1. (复旦大学计算机与信息技术系 上海 200433) (lironglu@163.net)
• 出版日期: 2005-01-15

### Using Maximum Entropy Model for Chinese Text Categorization

Li Ronglu, Wang Jianhui, Chen Xiaoyun, Tao Xiaopeng, and Hu Yunfa

1. (Department of Computing and Information Technology, Fudan University, Shanghai 200433)
• Online: 2005-01-15

Abstract: With the rapid development of World Wide Web, text classification has become the key technology in organizing and processing large amount of document data. Maximum entropy model is a probability estimation technique widely used for a variety of natural language tasks. It offers a clean and accommodable frame to combine diverse pieces of contextual information to estimate the probability of a certain linguistics phenomena. This approach for many tasks of NLP perform near state-of-the-art level, or outperform other competing probability methods when trained and tested under similar conditions. However, relatively little work has been done on applying maximum entropy model to text categorization problems. In addition, no previous work has focused on using maximum entropy model in classifying Chinese documents.
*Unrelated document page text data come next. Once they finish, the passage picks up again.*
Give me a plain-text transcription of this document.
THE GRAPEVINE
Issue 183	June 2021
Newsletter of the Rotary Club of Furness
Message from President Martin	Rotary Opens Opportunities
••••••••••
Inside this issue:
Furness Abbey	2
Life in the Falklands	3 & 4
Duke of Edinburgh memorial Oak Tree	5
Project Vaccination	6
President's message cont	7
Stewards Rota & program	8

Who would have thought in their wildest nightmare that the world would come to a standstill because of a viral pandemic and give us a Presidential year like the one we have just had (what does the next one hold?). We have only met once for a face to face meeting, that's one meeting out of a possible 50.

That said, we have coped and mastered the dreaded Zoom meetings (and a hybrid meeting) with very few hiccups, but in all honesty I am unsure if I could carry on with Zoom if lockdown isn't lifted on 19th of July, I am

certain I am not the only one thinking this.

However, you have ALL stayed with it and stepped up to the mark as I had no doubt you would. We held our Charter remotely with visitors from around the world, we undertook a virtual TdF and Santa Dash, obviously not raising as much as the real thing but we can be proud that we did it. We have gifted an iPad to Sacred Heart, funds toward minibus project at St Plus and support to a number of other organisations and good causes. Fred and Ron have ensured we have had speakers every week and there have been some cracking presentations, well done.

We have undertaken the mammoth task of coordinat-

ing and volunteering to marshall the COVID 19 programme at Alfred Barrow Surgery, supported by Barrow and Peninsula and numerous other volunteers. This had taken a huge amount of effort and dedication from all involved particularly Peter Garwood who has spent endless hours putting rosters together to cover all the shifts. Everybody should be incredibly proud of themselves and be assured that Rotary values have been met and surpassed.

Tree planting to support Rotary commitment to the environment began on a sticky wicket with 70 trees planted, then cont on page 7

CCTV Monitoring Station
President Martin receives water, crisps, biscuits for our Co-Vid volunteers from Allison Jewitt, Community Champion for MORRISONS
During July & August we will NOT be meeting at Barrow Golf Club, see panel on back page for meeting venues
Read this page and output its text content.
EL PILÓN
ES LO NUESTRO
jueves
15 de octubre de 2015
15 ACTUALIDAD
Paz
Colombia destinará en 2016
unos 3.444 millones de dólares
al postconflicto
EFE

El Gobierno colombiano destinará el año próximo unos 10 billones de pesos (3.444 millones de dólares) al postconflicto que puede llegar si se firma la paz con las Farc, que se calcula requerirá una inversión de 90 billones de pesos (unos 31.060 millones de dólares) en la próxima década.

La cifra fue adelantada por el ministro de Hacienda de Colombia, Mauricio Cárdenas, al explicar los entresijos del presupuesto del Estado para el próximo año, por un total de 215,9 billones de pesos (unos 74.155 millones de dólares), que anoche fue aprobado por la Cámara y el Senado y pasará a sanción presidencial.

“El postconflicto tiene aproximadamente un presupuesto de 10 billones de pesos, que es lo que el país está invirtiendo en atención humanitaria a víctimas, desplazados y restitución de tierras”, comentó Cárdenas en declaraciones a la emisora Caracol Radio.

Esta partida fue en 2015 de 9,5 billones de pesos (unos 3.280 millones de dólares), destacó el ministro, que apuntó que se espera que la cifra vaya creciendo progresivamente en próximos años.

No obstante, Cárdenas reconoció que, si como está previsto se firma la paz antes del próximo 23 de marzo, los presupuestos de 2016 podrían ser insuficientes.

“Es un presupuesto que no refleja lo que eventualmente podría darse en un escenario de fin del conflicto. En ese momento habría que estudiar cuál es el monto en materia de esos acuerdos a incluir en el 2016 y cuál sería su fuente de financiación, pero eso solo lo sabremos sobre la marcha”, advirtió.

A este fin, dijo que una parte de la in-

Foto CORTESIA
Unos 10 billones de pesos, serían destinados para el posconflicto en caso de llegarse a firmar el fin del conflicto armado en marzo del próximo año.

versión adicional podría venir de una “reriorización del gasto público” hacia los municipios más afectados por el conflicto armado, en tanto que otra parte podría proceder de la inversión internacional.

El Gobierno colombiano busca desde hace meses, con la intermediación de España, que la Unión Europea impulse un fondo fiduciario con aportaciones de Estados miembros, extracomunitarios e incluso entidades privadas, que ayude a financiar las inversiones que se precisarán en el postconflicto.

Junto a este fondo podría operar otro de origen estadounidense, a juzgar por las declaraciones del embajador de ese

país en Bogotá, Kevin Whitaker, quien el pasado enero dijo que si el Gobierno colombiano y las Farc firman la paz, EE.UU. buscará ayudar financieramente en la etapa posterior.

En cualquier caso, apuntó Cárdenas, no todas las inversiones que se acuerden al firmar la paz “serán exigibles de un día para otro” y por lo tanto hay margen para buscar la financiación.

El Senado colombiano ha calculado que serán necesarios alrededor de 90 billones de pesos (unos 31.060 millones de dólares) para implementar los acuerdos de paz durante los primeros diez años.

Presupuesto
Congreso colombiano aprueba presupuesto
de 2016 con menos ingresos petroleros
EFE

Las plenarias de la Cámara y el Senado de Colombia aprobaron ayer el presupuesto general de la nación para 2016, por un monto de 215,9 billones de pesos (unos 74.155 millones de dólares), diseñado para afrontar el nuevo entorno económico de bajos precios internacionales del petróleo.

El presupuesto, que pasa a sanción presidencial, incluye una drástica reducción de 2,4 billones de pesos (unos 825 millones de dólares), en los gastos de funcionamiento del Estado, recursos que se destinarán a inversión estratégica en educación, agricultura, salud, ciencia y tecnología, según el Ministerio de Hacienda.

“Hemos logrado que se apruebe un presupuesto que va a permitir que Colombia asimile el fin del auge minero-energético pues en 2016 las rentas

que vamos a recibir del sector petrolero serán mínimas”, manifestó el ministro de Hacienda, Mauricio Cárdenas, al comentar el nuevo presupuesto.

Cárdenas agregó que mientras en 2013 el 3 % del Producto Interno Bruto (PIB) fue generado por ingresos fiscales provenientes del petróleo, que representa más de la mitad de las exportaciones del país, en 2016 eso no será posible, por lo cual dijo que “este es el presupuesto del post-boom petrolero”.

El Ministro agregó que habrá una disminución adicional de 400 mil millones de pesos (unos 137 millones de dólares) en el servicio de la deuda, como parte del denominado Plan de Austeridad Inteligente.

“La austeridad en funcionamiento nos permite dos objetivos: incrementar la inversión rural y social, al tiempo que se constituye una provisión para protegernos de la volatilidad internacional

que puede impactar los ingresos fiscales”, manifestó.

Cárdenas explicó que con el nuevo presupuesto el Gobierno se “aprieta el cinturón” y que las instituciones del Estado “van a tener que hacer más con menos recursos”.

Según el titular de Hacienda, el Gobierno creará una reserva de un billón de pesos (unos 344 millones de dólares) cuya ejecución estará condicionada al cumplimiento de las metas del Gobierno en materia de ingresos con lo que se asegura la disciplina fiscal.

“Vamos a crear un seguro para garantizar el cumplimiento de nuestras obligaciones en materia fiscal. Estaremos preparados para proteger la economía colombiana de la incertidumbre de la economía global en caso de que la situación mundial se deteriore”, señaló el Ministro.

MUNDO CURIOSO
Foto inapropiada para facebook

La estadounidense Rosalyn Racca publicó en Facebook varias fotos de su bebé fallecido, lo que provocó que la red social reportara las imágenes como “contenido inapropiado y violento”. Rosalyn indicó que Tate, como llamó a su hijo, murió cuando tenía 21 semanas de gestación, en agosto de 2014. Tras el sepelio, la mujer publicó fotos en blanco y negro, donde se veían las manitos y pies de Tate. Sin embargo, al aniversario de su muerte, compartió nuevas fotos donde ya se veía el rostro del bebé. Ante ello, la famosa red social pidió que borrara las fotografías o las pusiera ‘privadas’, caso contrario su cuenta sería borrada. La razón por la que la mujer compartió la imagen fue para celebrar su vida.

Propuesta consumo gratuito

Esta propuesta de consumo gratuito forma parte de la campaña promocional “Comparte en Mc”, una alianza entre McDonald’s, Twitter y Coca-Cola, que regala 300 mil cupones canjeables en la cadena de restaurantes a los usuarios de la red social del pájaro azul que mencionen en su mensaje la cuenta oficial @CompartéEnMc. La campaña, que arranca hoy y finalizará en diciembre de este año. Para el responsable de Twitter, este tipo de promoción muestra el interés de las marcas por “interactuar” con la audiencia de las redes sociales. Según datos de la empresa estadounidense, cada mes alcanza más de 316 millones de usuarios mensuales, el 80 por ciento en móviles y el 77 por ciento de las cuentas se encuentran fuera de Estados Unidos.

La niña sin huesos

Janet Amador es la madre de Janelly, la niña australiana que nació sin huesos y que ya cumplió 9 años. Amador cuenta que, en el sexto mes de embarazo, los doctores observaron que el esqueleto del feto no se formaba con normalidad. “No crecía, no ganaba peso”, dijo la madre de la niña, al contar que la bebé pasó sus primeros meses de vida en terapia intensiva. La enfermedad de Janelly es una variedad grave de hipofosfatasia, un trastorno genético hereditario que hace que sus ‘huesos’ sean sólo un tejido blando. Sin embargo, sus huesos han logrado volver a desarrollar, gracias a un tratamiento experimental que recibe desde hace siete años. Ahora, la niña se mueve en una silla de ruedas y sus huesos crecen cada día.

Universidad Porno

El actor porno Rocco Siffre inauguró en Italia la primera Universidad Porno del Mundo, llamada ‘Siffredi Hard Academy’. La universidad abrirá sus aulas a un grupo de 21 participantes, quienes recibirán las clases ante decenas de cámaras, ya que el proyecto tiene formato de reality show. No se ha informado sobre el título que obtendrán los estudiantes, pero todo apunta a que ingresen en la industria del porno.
Maximum entropy model is used for text categorization. Its categorization performance is compared and analyzed using different approaches for text feature generation, different number of feature and smoothng technique. Moreover, in experiments it is compared to Bayes, KNN and SVM, and it is shown that its performance is higher than Bayes and comparable with KNN and SVM. It is a promising technique for text categorization.